Squash

Statistics

This information combined Pumpkin and Squash from 2013 to 2017, Pumpkin not included in 2018 and 2019.

  2013 2014 2015 2016 2017 2018 2019p
Number Of Contracts 4 6 7 6 7 6 5
Tons Contracted 7,870 15,900 16,650 18,600 17,374 4,565 4,485
Tons Harvested 5,282 14,456 14,029 15,914 16,221 4,930 5,373
Gross Farm Value(.000) $579 $1,793 $1,772 $2,063 $2,064 $731 $810

* 2018/2019 - pumpkin exempt/not added into numbers

P = Preliminary

Source: Processor Information Returns

History

 It is believed that squash originated from Mexico and their native range extends from central United States all the way to Argentina. Approximately 20 wild species of squash can be found growing in these temperate and tropical regions. In some sites in Mexico, it’s estimated that squash has been around for over 10,000 years, making it one of the oldest know crops. 

Because of its hard shell it’s theorized that squash were likely used as containers and utensils before becoming an important component in indigenous diets. Winter squash was also popular for Northeastern Native America tribes because of its ability to be stored through the winter.

Nutrition & Health

Butternut squash varieties provide numerous health benefits and are packed full of nutrients. The vegetable has high levels of Vitamin A, B6, and C, folate, fiber, magnesium, phosphorus, riboflavin, and potassium. 

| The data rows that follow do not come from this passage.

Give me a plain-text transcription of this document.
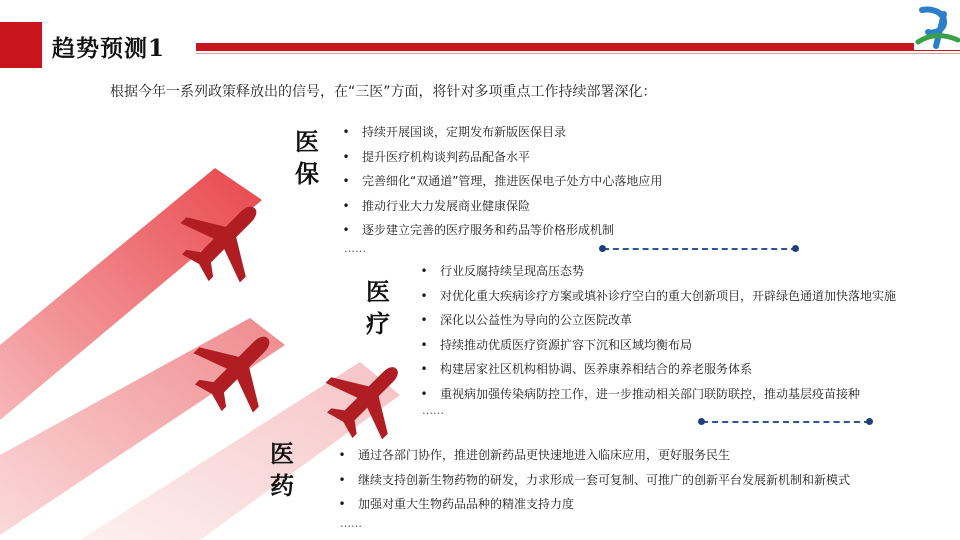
趋势预测1
根据今年一系列政策释放出的信号，在“三医”方面，将针对多项重点工作持续部署深化：
医
保
• 持续开展国谈，定期发布新版医保目录
• 提升医疗机构谈判药品配备水平
• 完善细化“双通道”管理，推进医保电子处方中心落地应用
• 推动行业大力发展商业健康保险
• 逐步建立完善的医疗服务和药品等价格形成机制
……
医
疗
• 行业反腐持续呈现高压态势
• 对优化重大疾病诊疗方案或填补诊疗空白的重大创新项目，开辟绿色通道加快落地实施
• 深化以公益性为导向的公立医院改革
• 持续推动优质医疗资源扩容下沉和区域均衡布局
• 构建居家社区机构相协调、医养康养相结合的养老服务体系
• 重视病加强传染病防控工作，进一步推动相关部门联防联控，推动基层疫苗接种
……
医
药
• 通过各部门协作，推进创新药品更快速地进入临床应用，更好服务民生
• 继续支持创新生物药物的研发，力求形成一套可复制、可推广的创新平台发展新机制和新模式
• 加强对重大生物药品品种的精准支持力度
……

The list of possible benefits includes the ability to improve vision and prevent deterioration, benefit skin care, prevent certain cancers, diabetes management or prevention, strengthen your immune system, build strong bones, and benefit heart health.

Cooking Tips

  • Add to stir fries for more unique flavours and textures.
  • Roast frozen butternut squash in the oven with olive oil, salt, and pepper.
  • Add squash with beans, tomato sauce, and spices to make a quick vegetarian chili.
  • Mash butternut squash with cinnamon, milk and salt for a sweet but savoury side dish.

Interesting Facts

  • Squash comes from the Narragansett Indigenous word "askutasquash." Which roughly translates into "eaten raw or uncooked."
  • Virtually, the entire squash plant is edible. The leaves, tendrils, shoots, stems, flowers, seeds, and fruit can be eaten and was commonly done so by early indigenous groups.
  • Squashes are commonly made into candies in Latin America.